By the time I finished, BFF was looking over the piles of fabrics arranged all over the floor. “Wow. You really have a great selection there. Do you think you finally have enough of the deep blues?”
I chewed my lower lip thoughtfully and said, “It’s possible. Look at this pile. Remember when we got that one with the tiny stars on it? It was the day we had lunch at that pizza place and that lady dumped the glass of iced tea all over her boss.” We both laughed at the memory.
“Oh, and, how about that one with the cabbage roses?” BFF grinned. “Remember the shop keeper? She went running to the phone to hear about her granddaughter’s labor in Italy.” We looked at each other and, at the same time, we called out, “It’s a boy! I’m a great-grandmother!” We laughed again, remembering.
She went back to her book, and I separated a couple of the piles into smaller, more carefully sorted shades of blue and said, “Dang, it was hot today. Whatever made us think we could keep this up at our age?” I said, shaking my head.
“Dunno,” BFF muttered in agreement. “We have no brains at all. The only thing inside our skulls in batting.”
“And old episodes of General Hospital,” I added. “We need to be better at this,” I resolved. “We should seriously shop in the fall and winter when everything is on sale and get enough stuff to use all through the hot season.”

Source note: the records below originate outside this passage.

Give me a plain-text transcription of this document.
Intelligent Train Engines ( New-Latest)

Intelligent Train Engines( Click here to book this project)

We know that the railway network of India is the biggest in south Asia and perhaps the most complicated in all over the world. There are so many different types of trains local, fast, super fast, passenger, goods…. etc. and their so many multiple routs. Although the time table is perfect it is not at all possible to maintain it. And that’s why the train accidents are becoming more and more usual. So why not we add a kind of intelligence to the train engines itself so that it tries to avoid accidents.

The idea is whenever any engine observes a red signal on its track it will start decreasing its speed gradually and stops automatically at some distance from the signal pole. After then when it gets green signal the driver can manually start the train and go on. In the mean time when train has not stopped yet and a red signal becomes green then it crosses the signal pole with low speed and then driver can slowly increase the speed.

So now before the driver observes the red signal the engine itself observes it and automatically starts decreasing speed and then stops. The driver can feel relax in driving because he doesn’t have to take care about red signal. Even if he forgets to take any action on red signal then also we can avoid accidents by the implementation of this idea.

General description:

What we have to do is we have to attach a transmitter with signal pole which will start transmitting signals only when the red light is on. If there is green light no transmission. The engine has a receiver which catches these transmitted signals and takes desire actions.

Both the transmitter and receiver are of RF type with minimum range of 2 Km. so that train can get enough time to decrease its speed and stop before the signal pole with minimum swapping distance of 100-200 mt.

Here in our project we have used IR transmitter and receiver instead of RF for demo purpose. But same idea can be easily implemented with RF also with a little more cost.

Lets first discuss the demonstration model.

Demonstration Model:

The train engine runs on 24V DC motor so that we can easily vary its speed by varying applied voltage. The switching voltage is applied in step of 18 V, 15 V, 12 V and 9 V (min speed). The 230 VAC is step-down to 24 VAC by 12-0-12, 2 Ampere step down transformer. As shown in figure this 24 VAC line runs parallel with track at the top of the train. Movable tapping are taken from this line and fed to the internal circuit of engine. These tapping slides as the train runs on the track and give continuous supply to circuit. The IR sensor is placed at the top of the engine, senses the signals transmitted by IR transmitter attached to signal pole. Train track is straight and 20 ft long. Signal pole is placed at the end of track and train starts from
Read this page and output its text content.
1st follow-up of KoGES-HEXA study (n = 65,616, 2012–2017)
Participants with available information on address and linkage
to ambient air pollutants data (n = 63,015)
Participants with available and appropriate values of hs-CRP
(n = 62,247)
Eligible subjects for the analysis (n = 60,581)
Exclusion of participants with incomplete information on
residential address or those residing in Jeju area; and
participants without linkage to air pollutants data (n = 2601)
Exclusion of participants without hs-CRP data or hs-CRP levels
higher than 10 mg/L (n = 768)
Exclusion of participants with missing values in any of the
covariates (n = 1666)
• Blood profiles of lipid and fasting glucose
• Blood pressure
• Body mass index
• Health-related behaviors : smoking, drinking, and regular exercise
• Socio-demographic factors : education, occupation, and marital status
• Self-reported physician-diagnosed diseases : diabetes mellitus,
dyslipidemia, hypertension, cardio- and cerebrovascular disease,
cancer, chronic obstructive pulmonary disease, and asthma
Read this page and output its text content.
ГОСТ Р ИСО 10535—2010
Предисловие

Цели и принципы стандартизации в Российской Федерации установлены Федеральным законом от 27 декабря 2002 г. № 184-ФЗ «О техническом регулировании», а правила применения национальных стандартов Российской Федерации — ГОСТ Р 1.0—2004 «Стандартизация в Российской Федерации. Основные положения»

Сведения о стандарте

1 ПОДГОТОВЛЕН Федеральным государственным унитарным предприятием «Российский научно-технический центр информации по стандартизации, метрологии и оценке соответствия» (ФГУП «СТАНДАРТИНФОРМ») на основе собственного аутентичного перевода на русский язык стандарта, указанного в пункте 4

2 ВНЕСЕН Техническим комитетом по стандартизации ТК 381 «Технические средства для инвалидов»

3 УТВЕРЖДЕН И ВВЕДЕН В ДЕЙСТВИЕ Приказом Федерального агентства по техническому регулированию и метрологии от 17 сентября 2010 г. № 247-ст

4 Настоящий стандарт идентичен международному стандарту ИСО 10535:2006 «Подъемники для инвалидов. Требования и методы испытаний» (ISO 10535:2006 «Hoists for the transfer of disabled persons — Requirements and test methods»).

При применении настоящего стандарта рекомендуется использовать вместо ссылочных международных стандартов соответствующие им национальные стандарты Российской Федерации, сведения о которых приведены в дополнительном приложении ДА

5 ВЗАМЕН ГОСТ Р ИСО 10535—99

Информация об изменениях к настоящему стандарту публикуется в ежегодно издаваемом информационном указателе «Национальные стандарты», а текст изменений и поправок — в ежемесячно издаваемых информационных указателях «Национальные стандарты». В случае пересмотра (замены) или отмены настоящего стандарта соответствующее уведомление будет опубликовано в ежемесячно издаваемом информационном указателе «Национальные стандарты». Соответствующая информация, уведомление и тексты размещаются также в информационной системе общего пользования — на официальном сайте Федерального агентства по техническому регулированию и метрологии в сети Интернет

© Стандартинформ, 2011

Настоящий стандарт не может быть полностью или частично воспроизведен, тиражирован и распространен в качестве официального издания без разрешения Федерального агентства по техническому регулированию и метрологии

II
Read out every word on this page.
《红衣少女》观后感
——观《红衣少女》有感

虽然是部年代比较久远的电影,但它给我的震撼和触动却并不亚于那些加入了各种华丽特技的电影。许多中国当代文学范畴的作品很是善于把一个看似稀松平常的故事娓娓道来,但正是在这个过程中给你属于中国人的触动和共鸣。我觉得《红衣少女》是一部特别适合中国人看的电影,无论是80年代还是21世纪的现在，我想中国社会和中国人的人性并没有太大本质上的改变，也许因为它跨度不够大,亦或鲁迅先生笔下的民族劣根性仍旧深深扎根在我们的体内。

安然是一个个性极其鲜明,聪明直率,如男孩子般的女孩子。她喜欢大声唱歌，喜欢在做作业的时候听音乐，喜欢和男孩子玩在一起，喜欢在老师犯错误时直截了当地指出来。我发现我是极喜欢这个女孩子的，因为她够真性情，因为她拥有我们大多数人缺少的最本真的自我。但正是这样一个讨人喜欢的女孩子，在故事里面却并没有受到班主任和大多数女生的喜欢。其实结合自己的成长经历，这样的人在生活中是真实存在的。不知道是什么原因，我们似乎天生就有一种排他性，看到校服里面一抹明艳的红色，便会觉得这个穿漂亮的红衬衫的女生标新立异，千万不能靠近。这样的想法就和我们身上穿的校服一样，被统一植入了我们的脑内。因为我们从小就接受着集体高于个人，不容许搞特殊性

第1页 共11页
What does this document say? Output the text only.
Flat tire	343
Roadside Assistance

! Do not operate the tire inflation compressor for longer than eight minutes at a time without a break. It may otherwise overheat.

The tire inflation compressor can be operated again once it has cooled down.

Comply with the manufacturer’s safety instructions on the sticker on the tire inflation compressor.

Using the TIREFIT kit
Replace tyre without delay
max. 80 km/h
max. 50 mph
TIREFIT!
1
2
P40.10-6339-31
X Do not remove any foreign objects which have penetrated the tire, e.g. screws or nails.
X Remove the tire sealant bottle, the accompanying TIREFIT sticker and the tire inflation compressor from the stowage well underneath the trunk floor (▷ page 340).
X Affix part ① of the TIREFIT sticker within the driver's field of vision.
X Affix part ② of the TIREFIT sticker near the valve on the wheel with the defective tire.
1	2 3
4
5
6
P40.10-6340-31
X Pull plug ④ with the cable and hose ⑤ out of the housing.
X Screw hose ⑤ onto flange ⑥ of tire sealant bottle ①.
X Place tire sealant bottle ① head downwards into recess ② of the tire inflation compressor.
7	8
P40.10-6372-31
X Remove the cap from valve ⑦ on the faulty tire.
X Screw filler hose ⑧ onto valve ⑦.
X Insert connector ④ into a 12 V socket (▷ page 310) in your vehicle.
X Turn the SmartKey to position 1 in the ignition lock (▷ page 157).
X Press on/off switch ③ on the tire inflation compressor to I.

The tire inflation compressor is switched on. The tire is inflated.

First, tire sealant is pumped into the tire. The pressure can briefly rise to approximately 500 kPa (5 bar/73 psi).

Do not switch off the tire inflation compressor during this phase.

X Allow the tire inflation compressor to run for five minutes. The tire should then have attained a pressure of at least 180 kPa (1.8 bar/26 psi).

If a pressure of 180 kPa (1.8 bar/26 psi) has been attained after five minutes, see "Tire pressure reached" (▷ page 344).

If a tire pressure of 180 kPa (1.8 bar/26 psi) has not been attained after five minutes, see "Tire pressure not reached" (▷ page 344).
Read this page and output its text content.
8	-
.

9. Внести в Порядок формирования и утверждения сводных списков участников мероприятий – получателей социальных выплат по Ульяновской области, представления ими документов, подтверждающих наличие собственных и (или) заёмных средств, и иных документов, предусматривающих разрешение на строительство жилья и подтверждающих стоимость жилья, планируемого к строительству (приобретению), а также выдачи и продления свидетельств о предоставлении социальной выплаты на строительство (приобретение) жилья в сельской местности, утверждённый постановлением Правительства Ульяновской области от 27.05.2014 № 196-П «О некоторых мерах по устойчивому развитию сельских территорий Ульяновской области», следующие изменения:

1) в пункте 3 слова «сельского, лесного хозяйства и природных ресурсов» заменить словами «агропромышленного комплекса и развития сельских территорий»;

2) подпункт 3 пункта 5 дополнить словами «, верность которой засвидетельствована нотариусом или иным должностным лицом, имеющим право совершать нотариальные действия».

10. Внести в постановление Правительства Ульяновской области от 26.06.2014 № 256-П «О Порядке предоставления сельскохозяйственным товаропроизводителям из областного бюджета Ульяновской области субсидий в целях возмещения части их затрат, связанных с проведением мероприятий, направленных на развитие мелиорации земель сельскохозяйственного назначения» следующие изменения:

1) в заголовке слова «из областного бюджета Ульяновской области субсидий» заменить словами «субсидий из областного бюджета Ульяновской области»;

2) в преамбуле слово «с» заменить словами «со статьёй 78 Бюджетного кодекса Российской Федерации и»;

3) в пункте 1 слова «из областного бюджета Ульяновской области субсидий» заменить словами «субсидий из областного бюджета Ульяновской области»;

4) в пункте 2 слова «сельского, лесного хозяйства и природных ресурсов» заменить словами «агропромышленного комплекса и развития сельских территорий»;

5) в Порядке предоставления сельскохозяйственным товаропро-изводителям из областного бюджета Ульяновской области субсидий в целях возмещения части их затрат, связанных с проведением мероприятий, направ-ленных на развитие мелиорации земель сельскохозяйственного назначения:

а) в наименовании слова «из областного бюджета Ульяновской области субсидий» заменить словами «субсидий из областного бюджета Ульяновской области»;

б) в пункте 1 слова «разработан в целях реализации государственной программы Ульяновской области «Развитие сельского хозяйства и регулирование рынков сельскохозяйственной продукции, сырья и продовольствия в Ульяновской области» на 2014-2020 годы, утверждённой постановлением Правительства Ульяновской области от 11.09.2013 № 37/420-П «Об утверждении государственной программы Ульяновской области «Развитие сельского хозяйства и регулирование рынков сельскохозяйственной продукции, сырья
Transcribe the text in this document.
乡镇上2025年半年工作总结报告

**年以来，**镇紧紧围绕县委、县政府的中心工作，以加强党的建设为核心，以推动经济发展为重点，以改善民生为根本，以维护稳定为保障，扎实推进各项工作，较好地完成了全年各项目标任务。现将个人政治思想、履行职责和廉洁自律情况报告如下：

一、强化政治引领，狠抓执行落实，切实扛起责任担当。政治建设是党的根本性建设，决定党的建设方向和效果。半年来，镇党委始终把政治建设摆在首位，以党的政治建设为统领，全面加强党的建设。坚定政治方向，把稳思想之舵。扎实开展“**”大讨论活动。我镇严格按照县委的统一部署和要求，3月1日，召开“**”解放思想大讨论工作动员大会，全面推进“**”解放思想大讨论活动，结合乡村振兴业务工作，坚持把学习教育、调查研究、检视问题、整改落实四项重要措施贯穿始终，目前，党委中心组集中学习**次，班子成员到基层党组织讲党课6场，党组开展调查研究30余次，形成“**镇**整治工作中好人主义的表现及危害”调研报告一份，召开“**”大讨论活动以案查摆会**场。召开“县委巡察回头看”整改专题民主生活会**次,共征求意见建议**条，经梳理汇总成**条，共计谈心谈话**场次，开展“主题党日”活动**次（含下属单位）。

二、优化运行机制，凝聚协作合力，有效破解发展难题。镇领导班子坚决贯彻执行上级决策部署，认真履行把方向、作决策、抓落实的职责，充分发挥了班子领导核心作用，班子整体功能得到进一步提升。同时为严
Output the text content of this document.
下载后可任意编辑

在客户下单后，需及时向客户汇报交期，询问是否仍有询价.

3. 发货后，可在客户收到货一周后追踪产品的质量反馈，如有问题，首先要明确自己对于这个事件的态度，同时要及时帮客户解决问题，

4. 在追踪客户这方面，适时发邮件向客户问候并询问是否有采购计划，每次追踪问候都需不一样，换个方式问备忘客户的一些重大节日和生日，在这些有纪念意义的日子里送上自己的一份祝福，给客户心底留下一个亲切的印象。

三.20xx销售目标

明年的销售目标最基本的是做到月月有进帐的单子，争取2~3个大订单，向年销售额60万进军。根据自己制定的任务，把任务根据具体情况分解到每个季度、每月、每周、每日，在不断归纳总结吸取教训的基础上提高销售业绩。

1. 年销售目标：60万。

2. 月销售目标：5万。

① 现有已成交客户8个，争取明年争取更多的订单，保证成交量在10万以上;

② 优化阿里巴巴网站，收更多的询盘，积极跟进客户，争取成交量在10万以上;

“True. That gives us 3 months of shopping and 9 months of quilting. That should work,” BFF mused.
“A good balance.” I nodded my head.
“A very good balance. We can do this. It will take planning, and there will be the times that we’ll need to go out for some small things,” BFF warned.
“Yes, but no more running around in the middle of the day in the blistering heat and humidity like we are young and bulletproof,” I admonished.
“Agreed.” BFF nodded firmly. “Having a plan is good.” She turned back to her book and I looked at the sorted piles sitting around me on the floor.
“I don’t believe it,” I said, after a few moments of scanning my stash.
“What?” BFF asked, thumbing through some color plates in the book she was reading. “Do you have enough deep blues at last?”
“Oh, yes,” I answered. “I think I have enough for this project and at least three others. But, there’s a problem.”
“Which is what?” BFF looked up from her book.
“I think I need more whites.” We both looked at the fabric on the floor and then at each other. Neither of us spoke aloud, but we both knew what we were thinking.
BFF grinned. “Well,” she said, finally. “Do I pick you up tomorrow, or do you wanna drive?”